Psychologist & Author

Madeline Levine, PhD, is a psychologist with close to 30 years of experience as a clinician, consultant and educator. Her New York Times bestseller, The Price of Privilege, explores the reasons why teenagers from affluent families are experiencing epidemic rates of emotional problems.  Her book, Teach Your Children Well, outlines how our current narrow definition of success unnecessarily stresses academically talented kids and marginalizes many more whose talents and interests are less amenable to measurement. The development of skills needed to be successful in the 21st century- creativity, collaboration, innovation – are not easily developed in our competitive, fast-paced, high pressure world. Teach Your Children Well gives practical, research- based solutions to help parents return their families to healthier and saner versions of themselves.

Dr. Levine is also a co-founder of Challenge Success, a project born at the Stanford School of Education.

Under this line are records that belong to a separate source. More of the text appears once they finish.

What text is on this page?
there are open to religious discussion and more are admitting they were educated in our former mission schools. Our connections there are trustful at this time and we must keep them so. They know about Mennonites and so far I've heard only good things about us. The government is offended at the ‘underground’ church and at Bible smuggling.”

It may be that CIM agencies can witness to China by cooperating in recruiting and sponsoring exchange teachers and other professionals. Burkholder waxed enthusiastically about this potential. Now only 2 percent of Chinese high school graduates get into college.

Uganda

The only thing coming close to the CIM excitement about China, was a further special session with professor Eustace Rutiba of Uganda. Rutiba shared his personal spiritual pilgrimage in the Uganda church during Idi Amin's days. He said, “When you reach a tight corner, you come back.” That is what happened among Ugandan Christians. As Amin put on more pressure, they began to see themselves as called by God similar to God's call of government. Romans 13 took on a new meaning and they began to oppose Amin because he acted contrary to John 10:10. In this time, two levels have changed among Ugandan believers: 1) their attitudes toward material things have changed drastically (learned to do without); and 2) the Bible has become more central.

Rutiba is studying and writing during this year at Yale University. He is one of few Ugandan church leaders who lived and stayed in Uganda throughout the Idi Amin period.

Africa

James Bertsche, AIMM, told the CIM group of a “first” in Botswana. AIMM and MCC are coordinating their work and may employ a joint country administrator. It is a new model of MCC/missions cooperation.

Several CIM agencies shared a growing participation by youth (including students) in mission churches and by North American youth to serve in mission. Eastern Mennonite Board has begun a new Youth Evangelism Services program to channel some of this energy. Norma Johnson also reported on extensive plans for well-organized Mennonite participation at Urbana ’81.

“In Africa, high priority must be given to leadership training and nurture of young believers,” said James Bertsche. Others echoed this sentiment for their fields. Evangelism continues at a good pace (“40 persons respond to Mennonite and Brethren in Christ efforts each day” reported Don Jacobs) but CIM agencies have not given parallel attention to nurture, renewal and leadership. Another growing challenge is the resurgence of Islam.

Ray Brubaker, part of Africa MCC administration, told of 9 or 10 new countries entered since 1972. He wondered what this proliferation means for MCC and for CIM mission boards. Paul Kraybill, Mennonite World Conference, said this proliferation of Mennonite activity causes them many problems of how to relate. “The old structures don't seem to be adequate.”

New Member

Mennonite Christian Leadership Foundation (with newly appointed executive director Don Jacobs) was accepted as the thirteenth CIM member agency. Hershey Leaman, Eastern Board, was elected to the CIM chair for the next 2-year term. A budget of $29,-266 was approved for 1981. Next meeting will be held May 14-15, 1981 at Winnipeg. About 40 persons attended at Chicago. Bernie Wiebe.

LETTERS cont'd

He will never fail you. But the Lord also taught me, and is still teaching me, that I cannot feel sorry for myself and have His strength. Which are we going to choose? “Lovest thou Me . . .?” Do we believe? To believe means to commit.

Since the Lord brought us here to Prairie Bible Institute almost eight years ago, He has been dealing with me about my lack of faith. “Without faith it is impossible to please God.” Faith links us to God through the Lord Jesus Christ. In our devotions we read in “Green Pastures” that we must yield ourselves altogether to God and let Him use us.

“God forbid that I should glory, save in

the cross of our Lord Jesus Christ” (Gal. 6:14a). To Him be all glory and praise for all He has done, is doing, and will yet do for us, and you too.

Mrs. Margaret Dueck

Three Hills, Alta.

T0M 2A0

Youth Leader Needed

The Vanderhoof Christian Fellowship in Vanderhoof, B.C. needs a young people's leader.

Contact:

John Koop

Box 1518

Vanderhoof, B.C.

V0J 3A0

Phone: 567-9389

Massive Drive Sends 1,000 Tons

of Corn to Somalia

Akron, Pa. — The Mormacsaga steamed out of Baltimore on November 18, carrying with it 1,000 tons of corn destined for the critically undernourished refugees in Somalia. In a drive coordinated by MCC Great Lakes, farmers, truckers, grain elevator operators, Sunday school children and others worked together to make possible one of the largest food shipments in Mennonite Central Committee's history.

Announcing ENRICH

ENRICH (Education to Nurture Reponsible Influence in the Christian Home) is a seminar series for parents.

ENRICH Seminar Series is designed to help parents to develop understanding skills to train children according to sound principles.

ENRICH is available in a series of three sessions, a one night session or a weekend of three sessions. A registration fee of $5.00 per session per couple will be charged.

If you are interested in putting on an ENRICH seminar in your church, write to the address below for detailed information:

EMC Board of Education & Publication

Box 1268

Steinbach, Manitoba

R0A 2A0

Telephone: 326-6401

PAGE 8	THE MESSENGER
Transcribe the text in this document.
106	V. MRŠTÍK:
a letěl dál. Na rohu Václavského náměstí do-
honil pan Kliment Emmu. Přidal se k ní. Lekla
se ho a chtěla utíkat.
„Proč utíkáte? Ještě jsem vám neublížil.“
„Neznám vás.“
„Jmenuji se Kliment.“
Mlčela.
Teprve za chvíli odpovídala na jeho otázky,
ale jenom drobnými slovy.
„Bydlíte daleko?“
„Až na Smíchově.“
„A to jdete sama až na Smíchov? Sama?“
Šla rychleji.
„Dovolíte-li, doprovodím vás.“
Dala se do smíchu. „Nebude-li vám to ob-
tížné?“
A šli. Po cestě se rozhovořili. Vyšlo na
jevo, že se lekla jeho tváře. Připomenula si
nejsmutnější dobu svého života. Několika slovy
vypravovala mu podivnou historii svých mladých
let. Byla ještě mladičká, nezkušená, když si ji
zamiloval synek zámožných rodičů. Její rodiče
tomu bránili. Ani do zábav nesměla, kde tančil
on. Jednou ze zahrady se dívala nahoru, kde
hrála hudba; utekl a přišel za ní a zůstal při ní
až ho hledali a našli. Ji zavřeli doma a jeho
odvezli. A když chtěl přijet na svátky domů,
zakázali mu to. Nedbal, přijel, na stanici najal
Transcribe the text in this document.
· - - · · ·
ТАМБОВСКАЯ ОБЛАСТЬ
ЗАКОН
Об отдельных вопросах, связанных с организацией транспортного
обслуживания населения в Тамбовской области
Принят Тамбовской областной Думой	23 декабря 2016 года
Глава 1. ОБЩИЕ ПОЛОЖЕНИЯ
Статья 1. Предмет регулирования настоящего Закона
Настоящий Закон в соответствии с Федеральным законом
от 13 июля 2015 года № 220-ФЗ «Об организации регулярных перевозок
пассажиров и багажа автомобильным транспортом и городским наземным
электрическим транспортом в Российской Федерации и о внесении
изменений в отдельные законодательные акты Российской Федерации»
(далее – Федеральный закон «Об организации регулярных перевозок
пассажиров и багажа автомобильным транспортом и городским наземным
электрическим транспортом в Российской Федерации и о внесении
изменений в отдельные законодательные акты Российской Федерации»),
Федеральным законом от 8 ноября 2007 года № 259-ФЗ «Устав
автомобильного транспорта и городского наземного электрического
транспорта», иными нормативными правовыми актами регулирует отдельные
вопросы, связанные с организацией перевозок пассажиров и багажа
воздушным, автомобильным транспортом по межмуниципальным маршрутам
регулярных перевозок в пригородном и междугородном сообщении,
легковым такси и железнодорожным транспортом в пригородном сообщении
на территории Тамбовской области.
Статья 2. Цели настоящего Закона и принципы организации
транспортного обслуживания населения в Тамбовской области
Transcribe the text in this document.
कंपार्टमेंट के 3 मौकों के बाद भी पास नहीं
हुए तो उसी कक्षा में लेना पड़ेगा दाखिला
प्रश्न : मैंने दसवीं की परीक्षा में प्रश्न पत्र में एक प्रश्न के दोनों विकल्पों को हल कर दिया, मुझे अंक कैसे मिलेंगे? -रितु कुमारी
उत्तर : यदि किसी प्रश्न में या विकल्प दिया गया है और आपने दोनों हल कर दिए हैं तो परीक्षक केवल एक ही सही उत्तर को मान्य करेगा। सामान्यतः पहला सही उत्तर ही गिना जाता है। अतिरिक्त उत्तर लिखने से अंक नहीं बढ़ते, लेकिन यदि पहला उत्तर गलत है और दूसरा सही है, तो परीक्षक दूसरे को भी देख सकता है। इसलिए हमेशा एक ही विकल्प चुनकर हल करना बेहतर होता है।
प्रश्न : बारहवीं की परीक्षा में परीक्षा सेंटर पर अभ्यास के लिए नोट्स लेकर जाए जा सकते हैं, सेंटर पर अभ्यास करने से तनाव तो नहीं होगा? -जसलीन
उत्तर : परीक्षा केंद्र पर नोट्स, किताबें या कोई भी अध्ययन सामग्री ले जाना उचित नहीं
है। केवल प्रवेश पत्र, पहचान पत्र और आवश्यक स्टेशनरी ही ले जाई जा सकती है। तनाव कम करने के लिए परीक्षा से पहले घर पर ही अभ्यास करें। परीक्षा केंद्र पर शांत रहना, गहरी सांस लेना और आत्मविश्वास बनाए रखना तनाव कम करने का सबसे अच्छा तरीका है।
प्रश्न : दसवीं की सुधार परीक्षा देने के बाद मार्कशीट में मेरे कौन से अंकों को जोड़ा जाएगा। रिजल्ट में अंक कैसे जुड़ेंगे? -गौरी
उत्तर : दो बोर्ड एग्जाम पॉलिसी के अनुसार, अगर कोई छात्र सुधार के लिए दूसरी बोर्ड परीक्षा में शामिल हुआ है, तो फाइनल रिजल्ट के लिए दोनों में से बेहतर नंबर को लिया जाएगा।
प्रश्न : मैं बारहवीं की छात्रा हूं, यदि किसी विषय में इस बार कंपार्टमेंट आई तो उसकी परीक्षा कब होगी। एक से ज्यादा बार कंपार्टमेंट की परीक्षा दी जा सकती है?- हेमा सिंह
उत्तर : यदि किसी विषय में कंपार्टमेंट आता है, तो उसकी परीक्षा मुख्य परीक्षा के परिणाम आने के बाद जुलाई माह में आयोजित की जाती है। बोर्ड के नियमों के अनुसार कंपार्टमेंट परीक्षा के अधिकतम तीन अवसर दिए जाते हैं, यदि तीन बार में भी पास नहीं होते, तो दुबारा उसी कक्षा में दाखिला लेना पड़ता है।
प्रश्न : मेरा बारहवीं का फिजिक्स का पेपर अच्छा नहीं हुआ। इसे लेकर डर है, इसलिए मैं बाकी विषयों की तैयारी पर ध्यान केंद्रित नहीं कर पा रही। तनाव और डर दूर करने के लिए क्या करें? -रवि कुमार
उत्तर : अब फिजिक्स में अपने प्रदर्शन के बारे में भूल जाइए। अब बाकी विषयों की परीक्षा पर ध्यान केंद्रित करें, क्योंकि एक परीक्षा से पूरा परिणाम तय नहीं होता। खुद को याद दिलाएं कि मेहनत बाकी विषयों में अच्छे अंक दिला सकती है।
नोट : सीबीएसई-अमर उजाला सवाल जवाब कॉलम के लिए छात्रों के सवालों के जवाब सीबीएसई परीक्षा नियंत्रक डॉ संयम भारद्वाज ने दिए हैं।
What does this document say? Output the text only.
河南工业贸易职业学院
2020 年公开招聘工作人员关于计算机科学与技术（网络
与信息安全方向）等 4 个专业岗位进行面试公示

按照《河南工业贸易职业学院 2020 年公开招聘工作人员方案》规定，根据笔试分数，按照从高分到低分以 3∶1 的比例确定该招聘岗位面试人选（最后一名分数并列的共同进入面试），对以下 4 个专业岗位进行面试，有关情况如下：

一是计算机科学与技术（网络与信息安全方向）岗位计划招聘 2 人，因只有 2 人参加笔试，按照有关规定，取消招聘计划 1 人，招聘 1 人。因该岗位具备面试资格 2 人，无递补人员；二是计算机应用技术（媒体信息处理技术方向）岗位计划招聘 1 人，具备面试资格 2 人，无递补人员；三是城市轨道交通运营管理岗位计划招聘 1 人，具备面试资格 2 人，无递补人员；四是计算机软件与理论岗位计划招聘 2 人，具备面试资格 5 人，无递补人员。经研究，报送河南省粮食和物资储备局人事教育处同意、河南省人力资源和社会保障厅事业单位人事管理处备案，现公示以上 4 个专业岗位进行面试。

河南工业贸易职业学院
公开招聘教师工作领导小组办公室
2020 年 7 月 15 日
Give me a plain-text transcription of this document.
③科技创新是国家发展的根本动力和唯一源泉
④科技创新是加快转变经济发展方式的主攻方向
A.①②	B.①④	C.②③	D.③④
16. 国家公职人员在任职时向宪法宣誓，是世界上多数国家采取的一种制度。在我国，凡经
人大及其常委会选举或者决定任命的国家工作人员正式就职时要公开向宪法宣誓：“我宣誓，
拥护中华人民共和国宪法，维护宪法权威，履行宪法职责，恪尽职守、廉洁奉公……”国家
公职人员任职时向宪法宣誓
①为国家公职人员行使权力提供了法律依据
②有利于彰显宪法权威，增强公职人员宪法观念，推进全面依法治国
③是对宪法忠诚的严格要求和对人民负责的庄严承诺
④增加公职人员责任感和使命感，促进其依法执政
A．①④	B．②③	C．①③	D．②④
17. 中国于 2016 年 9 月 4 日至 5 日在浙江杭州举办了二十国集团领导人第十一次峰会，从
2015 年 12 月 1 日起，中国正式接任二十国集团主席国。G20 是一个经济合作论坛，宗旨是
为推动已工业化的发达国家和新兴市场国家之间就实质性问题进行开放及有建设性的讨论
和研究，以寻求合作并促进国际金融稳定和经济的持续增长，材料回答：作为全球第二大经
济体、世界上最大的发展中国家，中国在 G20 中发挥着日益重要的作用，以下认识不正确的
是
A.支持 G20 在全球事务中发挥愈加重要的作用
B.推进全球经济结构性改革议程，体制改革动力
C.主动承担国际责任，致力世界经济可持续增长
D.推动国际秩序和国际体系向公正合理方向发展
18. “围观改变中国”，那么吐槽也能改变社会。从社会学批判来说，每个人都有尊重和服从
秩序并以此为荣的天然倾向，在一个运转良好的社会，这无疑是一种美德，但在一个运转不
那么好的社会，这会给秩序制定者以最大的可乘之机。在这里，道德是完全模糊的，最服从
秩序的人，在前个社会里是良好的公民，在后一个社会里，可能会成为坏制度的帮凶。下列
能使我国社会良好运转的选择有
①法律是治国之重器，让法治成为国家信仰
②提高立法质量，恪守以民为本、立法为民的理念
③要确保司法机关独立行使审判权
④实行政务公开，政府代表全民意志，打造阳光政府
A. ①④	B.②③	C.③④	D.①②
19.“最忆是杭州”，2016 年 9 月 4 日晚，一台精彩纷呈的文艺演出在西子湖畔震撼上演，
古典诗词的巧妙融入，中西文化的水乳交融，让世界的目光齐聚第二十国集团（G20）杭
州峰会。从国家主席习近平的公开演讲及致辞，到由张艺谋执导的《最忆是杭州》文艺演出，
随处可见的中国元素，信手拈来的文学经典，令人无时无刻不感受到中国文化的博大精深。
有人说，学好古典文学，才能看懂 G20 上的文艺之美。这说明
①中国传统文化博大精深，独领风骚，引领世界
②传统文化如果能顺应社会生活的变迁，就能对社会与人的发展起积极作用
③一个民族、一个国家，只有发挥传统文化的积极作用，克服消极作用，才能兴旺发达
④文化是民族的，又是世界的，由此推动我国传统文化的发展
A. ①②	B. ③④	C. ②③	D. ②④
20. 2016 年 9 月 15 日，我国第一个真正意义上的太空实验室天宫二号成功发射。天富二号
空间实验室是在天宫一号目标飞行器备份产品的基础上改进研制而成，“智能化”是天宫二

Challenge Success believes that our increasingly competitive world has led to tremendous anxiety about our children’s’ futures and has resulted in a high pressure, myopic focus on grades, test scores and performance. This kind of pressure and narrow focus isn’t helping our kids become the resilient, capable, meaningful contributors we need in the 21st century. So every day, Challenge Success provides families and schools with the practical research-based tools they need to raise healthy, motivated kids, capable of reaching their full potential. We know that success is measured over the course of a lifetime, not at the end of the grading period.

Dr. Levine began her career as an elementary and junior high school teacher in the South Bronx of New York before moving to California and earning her degrees in psychology. She has had a large clinical practice with an emphasis on child and adolescent problems and parenting issues. Currently however, she spends most of her time crisscrossing the country speaking to parents, educators, students, and business leaders. Dr. Levine has taught Child Development classes to graduate students at the University of California Medical Center/ San Francisco. For many years, Dr. Levine has been a consultant to various schools, from preschool through High School, public as well as private, throughout the country. She has been featured on television programs from the Early Show to the Lehrer report, on NPR stations such as Diane Rheems in Washington and positively reviewed in publications from Scientific American to the Washington Post. She is sought out both nationally and internationally as an expert and keynote speaker. 

Dr. Levine and her husband of 35 years, Lee Schwartz, MD are the incredibly proud (and slightly relieved) parents of three newly minted and thriving sons.